3. Compute numerical summaries (center & spread)
  • If shape ≈ symmetric & “mountain-shaped,” use $\bar x$ and $s_x$ (mean & standard deviation).
  • If shape is skewed or contains strong outliers, use $\text{median}$ & $\text{IQR}$ .
NEW optional Step 4 (today’s topic): if the pattern is so regular we can replace the jagged histogram with a smooth density curve.

A smooth curve drawn over a histogram that approximates its overall shape.
Useful when repeated samples show the same underlying pattern (regularity + consistency).
Idea illustrated with 947 Iowa Test vocabulary scores: purple histogram (actual) vs red smooth curve (model).
• Despite minor over/under-shoots, total areas in corresponding regions match closely (the excesses and deficits “cancel”).
Practical use: estimate proportions such as “% scoring under 5” by reading the area under the curve left of $x=5$ .

Two defining properties
1. The curve never drops below the $x$ -axis (on/above axis).
2. The total area under the curve equals 1 (represents 100 % of the observations): $\text{Area}=1$ .
A density curve describes—it never contains—real data points; it is an approximation that is “accurate enough for practical use.”
Outliers (= departures from the main pattern) are not captured by the smooth curve.

Requirements for declaring a distribution “regular” enough for a density curve:
• Large n – many observations (e.g., 947 scores).
• Consistency across groups – repeated samples give the same shape.
Benefits:
• Allows quick probability / proportion estimates via areas.
• Becomes the backbone for theoretical models (Normal, Uniform, Exponential, etc.).

Context	Mean	Standard Deviation
Actual sample (computed)	$\bar x$	$s_x$
Theoretical / density-curve model	$\mu$ (Greek “mu”)	$\sigma$ (Greek “sigma”)

Example: “Average weight of all African bullfrogs” is unknown; we model it with $\mu$ and $\sigma$ rather than $\bar x$ & $s_x$ from a single sample.

Data: vocabulary scores of 947 students.
Observed histogram peaks around 7; tails near 2-3 and 12-13.
Smooth red curve matches the ridge/troughs: area left of $x=5$ under histogram ≈ area under density curve (both estimate proportion < 5).

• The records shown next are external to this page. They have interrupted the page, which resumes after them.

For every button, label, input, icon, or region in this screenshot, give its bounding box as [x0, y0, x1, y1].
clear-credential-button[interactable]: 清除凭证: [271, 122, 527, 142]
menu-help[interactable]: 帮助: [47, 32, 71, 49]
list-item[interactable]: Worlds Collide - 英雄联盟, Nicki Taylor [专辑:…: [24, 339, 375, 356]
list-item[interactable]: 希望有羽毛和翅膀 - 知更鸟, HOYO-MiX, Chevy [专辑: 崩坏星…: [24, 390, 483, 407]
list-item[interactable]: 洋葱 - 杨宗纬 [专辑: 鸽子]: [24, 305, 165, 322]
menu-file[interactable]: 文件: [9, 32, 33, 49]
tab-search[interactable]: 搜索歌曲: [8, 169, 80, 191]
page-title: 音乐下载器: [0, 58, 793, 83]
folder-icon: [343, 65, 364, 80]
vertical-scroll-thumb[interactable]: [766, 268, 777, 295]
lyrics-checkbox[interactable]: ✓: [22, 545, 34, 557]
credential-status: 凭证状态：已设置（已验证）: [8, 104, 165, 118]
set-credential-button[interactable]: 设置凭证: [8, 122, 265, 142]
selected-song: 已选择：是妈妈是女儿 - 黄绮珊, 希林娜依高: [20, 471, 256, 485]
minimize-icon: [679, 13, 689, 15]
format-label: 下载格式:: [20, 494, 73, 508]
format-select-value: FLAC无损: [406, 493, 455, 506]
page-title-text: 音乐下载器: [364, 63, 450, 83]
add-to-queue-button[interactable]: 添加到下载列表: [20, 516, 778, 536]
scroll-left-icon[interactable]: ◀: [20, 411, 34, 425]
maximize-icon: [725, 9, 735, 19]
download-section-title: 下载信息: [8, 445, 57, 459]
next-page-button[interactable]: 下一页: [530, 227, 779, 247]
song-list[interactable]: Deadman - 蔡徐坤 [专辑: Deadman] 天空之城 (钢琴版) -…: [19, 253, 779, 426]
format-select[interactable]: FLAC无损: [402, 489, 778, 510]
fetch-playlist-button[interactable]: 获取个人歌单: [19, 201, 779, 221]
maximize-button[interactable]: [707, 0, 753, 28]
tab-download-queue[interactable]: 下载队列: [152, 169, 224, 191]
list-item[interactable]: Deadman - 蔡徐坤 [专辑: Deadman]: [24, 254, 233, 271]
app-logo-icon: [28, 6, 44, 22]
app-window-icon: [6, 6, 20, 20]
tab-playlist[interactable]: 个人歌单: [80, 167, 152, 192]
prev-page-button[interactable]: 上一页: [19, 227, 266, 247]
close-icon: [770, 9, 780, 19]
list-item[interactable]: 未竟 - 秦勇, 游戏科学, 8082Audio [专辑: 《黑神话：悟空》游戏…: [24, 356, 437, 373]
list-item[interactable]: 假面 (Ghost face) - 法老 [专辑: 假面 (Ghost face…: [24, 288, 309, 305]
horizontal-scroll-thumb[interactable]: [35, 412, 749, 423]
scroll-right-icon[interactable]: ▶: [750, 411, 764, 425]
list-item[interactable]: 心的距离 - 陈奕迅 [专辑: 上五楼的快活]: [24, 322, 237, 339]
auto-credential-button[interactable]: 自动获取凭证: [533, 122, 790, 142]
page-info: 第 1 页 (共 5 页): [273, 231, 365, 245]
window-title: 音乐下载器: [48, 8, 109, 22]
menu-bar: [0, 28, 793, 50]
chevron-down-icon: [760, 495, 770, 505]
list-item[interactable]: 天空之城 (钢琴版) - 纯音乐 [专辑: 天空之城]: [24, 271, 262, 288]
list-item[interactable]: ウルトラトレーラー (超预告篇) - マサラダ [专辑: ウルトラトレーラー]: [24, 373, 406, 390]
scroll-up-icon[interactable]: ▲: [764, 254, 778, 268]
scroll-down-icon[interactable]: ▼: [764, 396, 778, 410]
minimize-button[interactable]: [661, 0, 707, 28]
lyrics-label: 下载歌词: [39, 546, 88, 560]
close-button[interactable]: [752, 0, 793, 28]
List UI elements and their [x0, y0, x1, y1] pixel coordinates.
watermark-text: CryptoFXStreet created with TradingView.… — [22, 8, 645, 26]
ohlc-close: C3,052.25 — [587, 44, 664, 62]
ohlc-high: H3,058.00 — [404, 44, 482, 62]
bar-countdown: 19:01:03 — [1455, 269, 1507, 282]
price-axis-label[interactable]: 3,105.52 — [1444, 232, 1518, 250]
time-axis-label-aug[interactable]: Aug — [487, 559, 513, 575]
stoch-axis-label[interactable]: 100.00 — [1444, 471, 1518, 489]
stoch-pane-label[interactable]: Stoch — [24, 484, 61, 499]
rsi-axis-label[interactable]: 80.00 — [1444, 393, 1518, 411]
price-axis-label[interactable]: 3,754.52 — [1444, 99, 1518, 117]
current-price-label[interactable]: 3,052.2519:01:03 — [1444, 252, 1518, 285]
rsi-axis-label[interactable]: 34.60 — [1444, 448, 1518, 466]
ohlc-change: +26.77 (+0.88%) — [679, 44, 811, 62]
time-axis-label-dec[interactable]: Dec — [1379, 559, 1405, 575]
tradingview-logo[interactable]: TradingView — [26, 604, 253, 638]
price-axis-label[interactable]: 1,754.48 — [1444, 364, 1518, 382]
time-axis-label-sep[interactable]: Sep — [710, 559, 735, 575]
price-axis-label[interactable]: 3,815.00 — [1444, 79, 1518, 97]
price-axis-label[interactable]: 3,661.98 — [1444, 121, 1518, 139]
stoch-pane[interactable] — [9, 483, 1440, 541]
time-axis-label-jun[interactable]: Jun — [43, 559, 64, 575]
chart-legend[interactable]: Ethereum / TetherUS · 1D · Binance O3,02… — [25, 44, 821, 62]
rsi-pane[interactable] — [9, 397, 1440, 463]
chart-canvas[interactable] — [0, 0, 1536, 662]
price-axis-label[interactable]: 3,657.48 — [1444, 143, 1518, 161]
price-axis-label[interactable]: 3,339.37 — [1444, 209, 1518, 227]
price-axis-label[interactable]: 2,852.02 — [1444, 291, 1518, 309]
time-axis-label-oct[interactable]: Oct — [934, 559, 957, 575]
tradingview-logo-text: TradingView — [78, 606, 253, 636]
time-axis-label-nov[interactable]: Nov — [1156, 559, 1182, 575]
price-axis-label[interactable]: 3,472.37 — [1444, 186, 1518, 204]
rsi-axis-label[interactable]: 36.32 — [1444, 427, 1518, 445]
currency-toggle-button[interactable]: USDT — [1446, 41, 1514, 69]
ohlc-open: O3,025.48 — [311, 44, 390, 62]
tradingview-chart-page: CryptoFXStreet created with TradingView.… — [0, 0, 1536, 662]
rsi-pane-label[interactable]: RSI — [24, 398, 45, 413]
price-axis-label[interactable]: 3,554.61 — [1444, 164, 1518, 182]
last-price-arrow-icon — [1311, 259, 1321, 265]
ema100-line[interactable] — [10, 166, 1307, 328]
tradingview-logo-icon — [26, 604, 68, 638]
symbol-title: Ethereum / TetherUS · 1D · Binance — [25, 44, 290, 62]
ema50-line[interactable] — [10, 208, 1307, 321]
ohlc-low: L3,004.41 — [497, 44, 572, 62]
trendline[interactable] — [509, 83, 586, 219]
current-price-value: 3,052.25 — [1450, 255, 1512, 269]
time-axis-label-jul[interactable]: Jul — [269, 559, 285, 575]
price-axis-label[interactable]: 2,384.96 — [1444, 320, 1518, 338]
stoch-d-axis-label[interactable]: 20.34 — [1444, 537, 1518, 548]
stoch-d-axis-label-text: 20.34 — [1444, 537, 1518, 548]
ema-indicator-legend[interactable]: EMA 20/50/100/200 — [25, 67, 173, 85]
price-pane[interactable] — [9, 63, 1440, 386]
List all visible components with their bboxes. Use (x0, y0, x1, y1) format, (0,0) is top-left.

Uniform rectangle (not all curves “curve”!)
• Support $[2,6]$ ; constant height chosen so $\text{Area}=1$ .
• Width $=4$ → height $=\tfrac{1}{4}$ → each 1-unit segment holds $0.25$ (25 %) of the data.
Right-skewed smooth curve on $[9,13]$
• Larger area between 9–10 than 12–13 ⇒ more observations early; tails to the right.
Foxtrot cartoon: three hypothetical “grading curves” that exaggerate skewness / bimodality / degenerate mass.

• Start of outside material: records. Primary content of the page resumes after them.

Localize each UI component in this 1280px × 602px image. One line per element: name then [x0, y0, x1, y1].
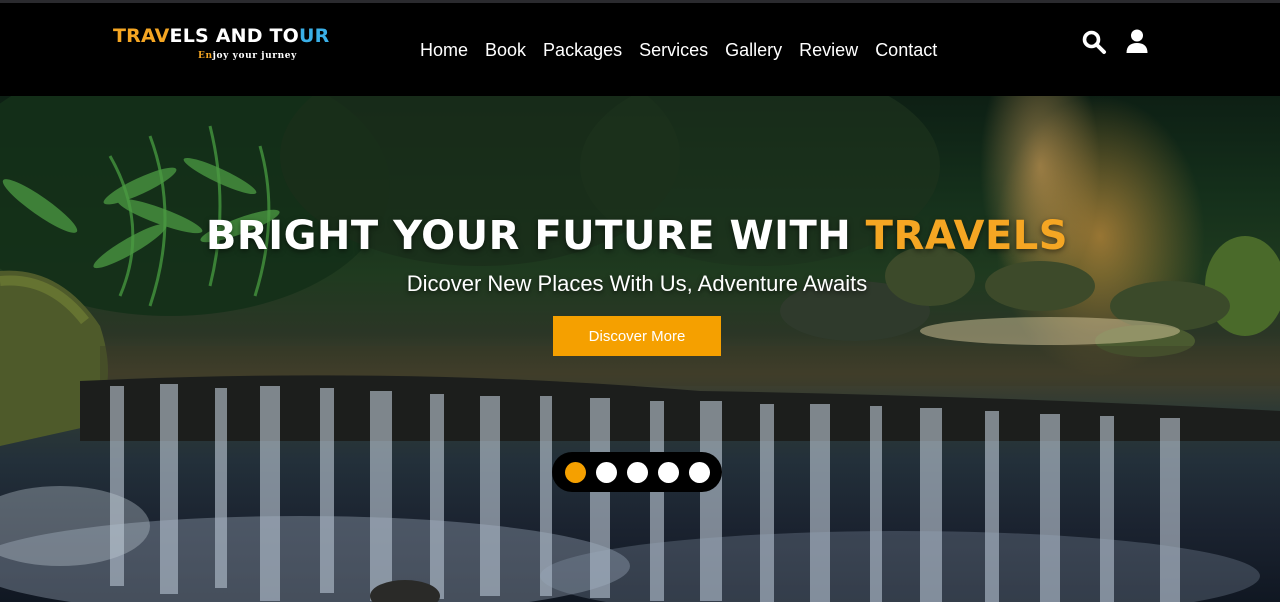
user-icon[interactable] — [1125, 29, 1151, 55]
nav-services[interactable]: Services — [639, 39, 708, 61]
logo-title-part3: UR — [299, 25, 330, 47]
nav-contact[interactable]: Contact — [875, 39, 937, 61]
slider-pagination — [552, 452, 722, 492]
tagline-part1: En — [198, 51, 213, 61]
hero-banner: BRIGHT YOUR FUTURE WITH TRAVELS Dicover … — [0, 96, 1280, 602]
logo-title-part2: ELS AND TO — [169, 25, 300, 47]
main-nav: Home Book Packages Services Gallery Revi… — [420, 39, 937, 61]
hero-title: BRIGHT YOUR FUTURE WITH TRAVELS — [0, 213, 1274, 259]
slider-dot-1[interactable] — [564, 461, 586, 483]
site-logo[interactable]: TRAVELS AND TOUR Enjoy your jurney — [113, 25, 329, 65]
slider-dot-2[interactable] — [595, 461, 617, 483]
discover-more-button[interactable]: Discover More — [553, 316, 721, 356]
hero-subtitle: Dicover New Places With Us, Adventure Aw… — [406, 271, 868, 296]
search-icon[interactable] — [1081, 29, 1107, 55]
logo-title: TRAVELS AND TOUR — [113, 25, 329, 47]
nav-book[interactable]: Book — [485, 39, 526, 61]
nav-packages[interactable]: Packages — [543, 39, 622, 61]
site-header: TRAVELS AND TOUR Enjoy your jurney Home … — [0, 3, 1280, 96]
slider-dot-4[interactable] — [657, 461, 679, 483]
nav-home[interactable]: Home — [420, 39, 468, 61]
nav-review[interactable]: Review — [799, 39, 858, 61]
slider-dot-5[interactable] — [688, 461, 710, 483]
nav-gallery[interactable]: Gallery — [725, 39, 782, 61]
hero-title-accent: TRAVELS — [865, 213, 1069, 259]
hero-title-main: BRIGHT YOUR FUTURE WITH — [205, 213, 866, 259]
slider-dot-3[interactable] — [626, 461, 648, 483]
logo-tagline: Enjoy your jurney — [198, 51, 297, 61]
tagline-part2: joy your jurney — [212, 51, 297, 61]
logo-title-part1: TRAV — [113, 25, 170, 47]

Shaded region from $x=7$ to $x=8$ in a left-skewed curve visually ≈ 0.12 → about 12 % of observations.
Later in course: integrate $f(x)$ or use tables/technology to compute exact probabilities.

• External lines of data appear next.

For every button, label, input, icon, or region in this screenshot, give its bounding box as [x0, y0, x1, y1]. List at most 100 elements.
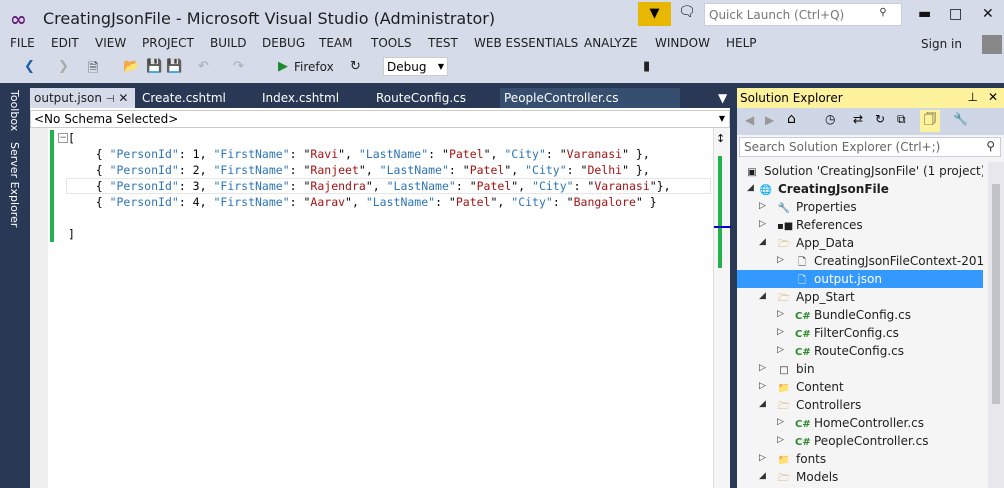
expand-arrow-icon[interactable]: ▷ — [759, 201, 766, 211]
forward-icon[interactable]: ▶ — [765, 113, 774, 127]
expand-arrow-icon[interactable]: ▷ — [777, 345, 784, 355]
collapse-arrow-icon[interactable]: ◢ — [759, 399, 766, 409]
tree-node[interactable]: ▣ Solution 'CreatingJsonFile' (1 project) — [737, 162, 983, 180]
menu-window[interactable]: WINDOW — [655, 36, 710, 50]
menu-file[interactable]: FILE — [10, 36, 35, 50]
collapse-arrow-icon[interactable]: ◢ — [759, 237, 766, 247]
minimize-button[interactable]: ▬ — [918, 6, 931, 22]
run-target[interactable]: Firefox — [294, 60, 334, 74]
solution-explorer-toolbar: ◀ ▶ ⌂ ◷ ⇄ ↻ ⧉ 🗍 🔧 — [737, 108, 1004, 135]
tree-node[interactable]: ◢ 🗁 App_Data — [737, 234, 983, 252]
tree-node[interactable]: ◢ 🗁 Controllers — [737, 396, 983, 414]
tree-node[interactable]: ▷ C# HomeController.cs — [737, 414, 983, 432]
menu-bar: FILE EDIT VIEW PROJECT BUILD DEBUG TEAM … — [0, 35, 1004, 55]
back-icon[interactable]: ❮ — [24, 59, 35, 74]
toolbox-tab[interactable]: Toolbox — [8, 90, 21, 131]
maximize-button[interactable]: □ — [949, 6, 962, 22]
expand-arrow-icon[interactable]: ▷ — [759, 219, 766, 229]
menu-view[interactable]: VIEW — [95, 36, 126, 50]
show-all-files-icon[interactable]: 🗍 — [920, 110, 940, 132]
split-icon[interactable]: ↕ — [716, 132, 725, 145]
menu-web-essentials[interactable]: WEB ESSENTIALS — [474, 36, 578, 50]
pin-icon[interactable]: ⊣ — [106, 94, 115, 105]
save-icon[interactable]: 💾 — [146, 59, 162, 74]
expand-arrow-icon[interactable]: ▷ — [759, 453, 766, 463]
quick-launch-input[interactable]: Quick Launch (Ctrl+Q) ⚲ — [704, 3, 902, 26]
feedback-icon[interactable]: 🗨 — [678, 4, 696, 20]
tree-node[interactable]: ▷ 📁 fonts — [737, 450, 983, 468]
expand-arrow-icon[interactable]: ▷ — [777, 417, 784, 427]
close-button[interactable]: ✕ — [982, 6, 994, 22]
redo-icon[interactable]: ↷ — [233, 59, 244, 74]
avatar[interactable] — [982, 35, 1002, 54]
tree-node[interactable]: ▷ C# BundleConfig.cs — [737, 306, 983, 324]
notifications-flag-icon[interactable]: ▼ — [638, 2, 671, 26]
refresh-icon[interactable]: ↻ — [350, 59, 361, 74]
tree-node[interactable]: ▷ □ bin — [737, 360, 983, 378]
vertical-scrollbar[interactable]: ↕ — [713, 128, 731, 488]
collapse-arrow-icon[interactable]: ◢ — [759, 291, 766, 301]
expand-arrow-icon[interactable]: ▷ — [777, 435, 784, 445]
tab-overflow-icon[interactable]: ▼ — [714, 88, 731, 108]
start-debug-icon[interactable]: ▶ — [278, 59, 288, 74]
collapse-arrow-icon[interactable]: ◢ — [759, 471, 766, 481]
save-all-icon[interactable]: 💾 — [166, 59, 182, 74]
tree-node[interactable]: ▷ 🗋 CreatingJsonFileContext-2015 — [737, 252, 983, 270]
tab-output-json[interactable]: output.json ⊣ ✕ — [30, 88, 135, 108]
menu-project[interactable]: PROJECT — [142, 36, 194, 50]
refresh-icon[interactable]: ↻ — [875, 112, 885, 126]
sign-in-link[interactable]: Sign in — [921, 37, 962, 51]
tree-node[interactable]: ▷ C# RouteConfig.cs — [737, 342, 983, 360]
expand-arrow-icon[interactable]: ▷ — [759, 381, 766, 391]
code-editor[interactable]: <No Schema Selected> ▼ − [ { "PersonId": … — [30, 108, 731, 488]
menu-analyze[interactable]: ANALYZE — [584, 36, 638, 50]
bookmark-icon[interactable]: ▮ — [643, 59, 650, 74]
expand-arrow-icon[interactable]: ▷ — [759, 363, 766, 373]
tab-create-cshtml[interactable]: Create.cshtml — [138, 88, 230, 108]
tree-node[interactable]: ▷ C# FilterConfig.cs — [737, 324, 983, 342]
tree-node[interactable]: ▷ 📁 Content — [737, 378, 983, 396]
tree-node[interactable]: ◢ 🗁 Models — [737, 468, 983, 486]
code-content[interactable]: [ { "PersonId": 1, "FirstName": "Ravi", … — [68, 130, 671, 242]
menu-build[interactable]: BUILD — [210, 36, 246, 50]
forward-icon[interactable]: ❯ — [58, 59, 69, 74]
back-icon[interactable]: ◀ — [745, 113, 754, 127]
expand-arrow-icon[interactable]: ▷ — [777, 327, 784, 337]
pin-icon[interactable]: ⊥ — [968, 90, 978, 104]
collapse-icon[interactable]: − — [58, 133, 68, 143]
open-file-icon[interactable]: 📂 — [123, 59, 139, 74]
tree-scrollbar[interactable] — [988, 162, 1004, 488]
collapse-all-icon[interactable]: ⧉ — [897, 112, 906, 127]
close-panel-icon[interactable]: ✕ — [988, 90, 998, 104]
close-tab-icon[interactable]: ✕ — [118, 91, 128, 105]
tab-peoplecontroller-cs[interactable]: PeopleController.cs — [500, 88, 680, 108]
tree-node[interactable]: 🗋 output.json — [737, 270, 983, 288]
menu-debug[interactable]: DEBUG — [262, 36, 305, 50]
pending-changes-icon[interactable]: ◷ — [825, 112, 835, 126]
tree-node[interactable]: ▷ ▪■ References — [737, 216, 983, 234]
new-project-icon[interactable]: 🗎 — [88, 59, 98, 81]
tree-node[interactable]: ◢ 🌐 CreatingJsonFile — [737, 180, 983, 198]
menu-test[interactable]: TEST — [428, 36, 458, 50]
tab-index-cshtml[interactable]: Index.cshtml — [258, 88, 343, 108]
tab-routeconfig-cs[interactable]: RouteConfig.cs — [372, 88, 470, 108]
undo-icon[interactable]: ↶ — [198, 59, 209, 74]
tree-node[interactable]: ▷ C# PeopleController.cs — [737, 432, 983, 450]
schema-select[interactable]: <No Schema Selected> ▼ — [30, 110, 730, 128]
home-icon[interactable]: ⌂ — [787, 111, 796, 127]
tree-node[interactable]: ◢ 🗁 App_Start — [737, 288, 983, 306]
tree-node[interactable]: ▷ 🔧 Properties — [737, 198, 983, 216]
solution-configuration-select[interactable]: Debug ▼ — [383, 57, 448, 76]
menu-tools[interactable]: TOOLS — [371, 36, 412, 50]
server-explorer-tab[interactable]: Server Explorer — [8, 142, 21, 227]
expand-arrow-icon[interactable]: ▷ — [777, 309, 784, 319]
sync-icon[interactable]: ⇄ — [853, 112, 863, 126]
solution-search-input[interactable]: Search Solution Explorer (Ctrl+;) ⚲ — [739, 137, 1001, 157]
scrollbar-thumb[interactable] — [992, 184, 1000, 404]
properties-wrench-icon[interactable]: 🔧 — [953, 112, 968, 126]
menu-edit[interactable]: EDIT — [51, 36, 79, 50]
collapse-arrow-icon[interactable]: ◢ — [747, 183, 754, 193]
expand-arrow-icon[interactable]: ▷ — [777, 255, 784, 265]
menu-help[interactable]: HELP — [726, 36, 757, 50]
menu-team[interactable]: TEAM — [319, 36, 352, 50]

To qualify as a density curve, both conditions must hold: area 1, entire curve above $x$ -axis.
A histogram bar chart ≠ density curve (bars have gaps, arbitrary widths, and area sums to n not 1).
Rectangles are allowed (Uniform model). Smoothness is not a requirement; the keyword is continuous support, area 1.

Given lettered points A, B, C on various curves:
• Symmetric mountain: midpoint (B) is both $\mu$ and median.
• Right-skewed: median at B (50/50), mean at C (further right to balance).
• Left-skewed: median at B, mean at A (further left).
Always verify 50 % criterion for median, “pivot” criterion for mean.

Density curves model large, consistent data sets and let us treat areas as probabilities.
Must be above $x$ -axis with total area $=1$ .
Outliers are ignored; the curve captures the overall pattern.
Distinguish sample symbols ( $\bar x, s_x$ ) from population / model symbols ( $\mu, \sigma$ ).
Balance point = $\mu$ , equal-area point = median; skew determines their order.
Uniform, Normal, skewed, multimodal—all are possible density curves so long as area 1.
Next steps in class: compute exact areas via integration or probability tables for specific families (Normal distribution, etc.).